One downside is the dissatisfying lack of character growth for Talia. She does not play a big part in the climax of the book, where most of the danger and adventure happens for the other three characters. Nevertheless, she is no doubt a memorable character, and Providence wouldn’t have been the same without her role in the story.
The Weapons Officer, Anders, is what one would call a ‘freeloader’. He’s mischievous, doesn’t show up when needed, and puts himself and the others in constant danger. He comes across as the most unmotivated member of the crew, for sure. But as the story progresses and we learn more about him, it becomes clear that he is anything but.
I personally enjoyed his character. Although I disliked him at first for his careless irresponsibility, my expectations were swiftly subverted as he underwent an impressive transformation in attitude as the story progressed. Though I did not feel for him as much as I did for Jackson, the captain, he played a very important part in the novel. Gilly describes him as a “tortured dreamboat”—an interesting description for an interesting character that I definitely enjoyed.
Last but certainly not least, we have Jolene Jackson, the Command Officer and the leader of the squad. The epitome of strictness, she’s always referred to as ‘Jackson’ when the narrative is told from the other members’ points of view—except for Talia, who obstinately calls her by her first name, Jolene, in her head. Jackson and Talia’s relationship was one of my favourite things in the book as their principles are very different—one believes in the importance of emotion, while one (seemingly) doesn’t. It was heartwarming to witness their tentative collaboration shift into a more intimate friendship, showing that Jackson—like Gilly, Anders and Talia—is more than she seems on the surface. In the later parts of Providence, we learn about her backstory, her fears, her hopes and the sacrifices she’s made to be standing on this ship as captain.

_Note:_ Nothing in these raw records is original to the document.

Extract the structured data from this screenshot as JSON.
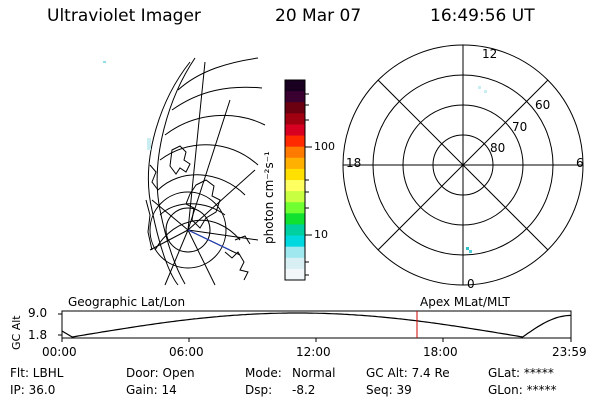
{
  "header": {
    "instrument": "Ultraviolet Imager",
    "date": "20 Mar 07",
    "time": "16:49:56 UT"
  },
  "colorbar": {
    "unit_label": "photon cm⁻²s⁻¹",
    "ticks": [
      "100",
      "10"
    ],
    "colors": [
      "#1a0020",
      "#3a0030",
      "#6a0010",
      "#a00010",
      "#d80020",
      "#ff2a00",
      "#ff7a00",
      "#ffb000",
      "#ffe000",
      "#ffff60",
      "#c8ff40",
      "#70ff30",
      "#10e030",
      "#00d0a0",
      "#00d8e0",
      "#a0e8f0",
      "#d8f0f4",
      "#f2f8fa"
    ]
  },
  "polar_plot": {
    "mlt_labels": {
      "top": "12",
      "left": "18",
      "right": "6",
      "bottom": "0"
    },
    "lat_labels": [
      "60",
      "70",
      "80"
    ]
  },
  "timeline": {
    "left_label": "Geographic Lat/Lon",
    "right_label": "Apex MLat/MLT",
    "axis_label": "GC Alt",
    "y_ticks": [
      "9.0",
      "1.8"
    ],
    "x_ticks": [
      "00:00",
      "06:00",
      "12:00",
      "18:00",
      "23:59"
    ],
    "marker_color": "#d00000"
  },
  "footer": {
    "row1": {
      "flt": "Flt: LBHL",
      "door": "Door: Open",
      "mode_label": "Mode:",
      "mode_value": "Normal",
      "gcalt": "GC Alt: 7.4 Re",
      "glat": "GLat: *****"
    },
    "row2": {
      "ip": "IP: 36.0",
      "gain": "Gain: 14",
      "dsp_label": "Dsp:",
      "dsp_value": "-8.2",
      "seq": "Seq: 39",
      "glon": "GLon: *****"
    }
  }
}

The characters are what made Providence truly shine—without them, I wouldn’t have enjoyed reading it as much, considering the blandness of the plot and lack of worldbuilding in this dystopian universe. It’s just space and ship throughout the entire book, with little details about the world and its systems. Even within outer space itself, the concept of the Violet Zone (VZ) was obscure and not well-developed, despite the fact that most of Providence takes place in the VZ, which is said to be an area devoid of beacons and relays, where ships cannot sync (connect to the Internet) at all. Novel technologies like the ‘medbag’ that instantly takes care of any medical problems and the ‘crabs’ that automatically pop up to fix the ship whenever needed were intriguing, but otherwise relatively unremarkable and unoriginal.

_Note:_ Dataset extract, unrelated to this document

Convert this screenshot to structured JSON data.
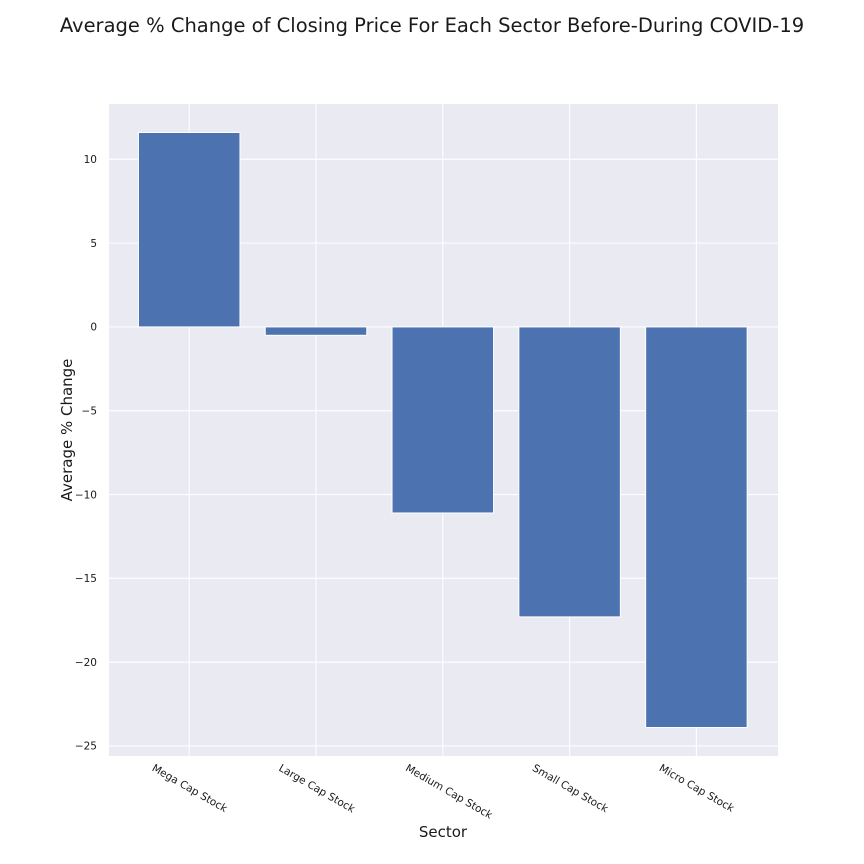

The story is told mostly through dialogue, which is probably to reinforce the idea that the ship does most of the action while the characters just talk and pretend they’re the ones killing salamanders, but nonetheless, without exciting and vivid descriptions typical of sci-fi and fantasy novels, it falls flat. The silver lining is that it’s a breath of fresh air from the purple prose many authors use, which can be overbearing at times.
Lastly, the plot was carefully paced and easily digestible, but the storyline lacked originality and excitement for the first half of the book. Nevertheless, it is a thoughtful book worth a thoughtful read. I loved the themes of Providence: the inevitable superiority of technology, the inherent vulnerability of humanity, and how outsiders are always misunderstood by us. In Providence, no entity is what it seems. Half the journey is realising that as beings living in the same universe, under the same stars, we are all more similar than we are different.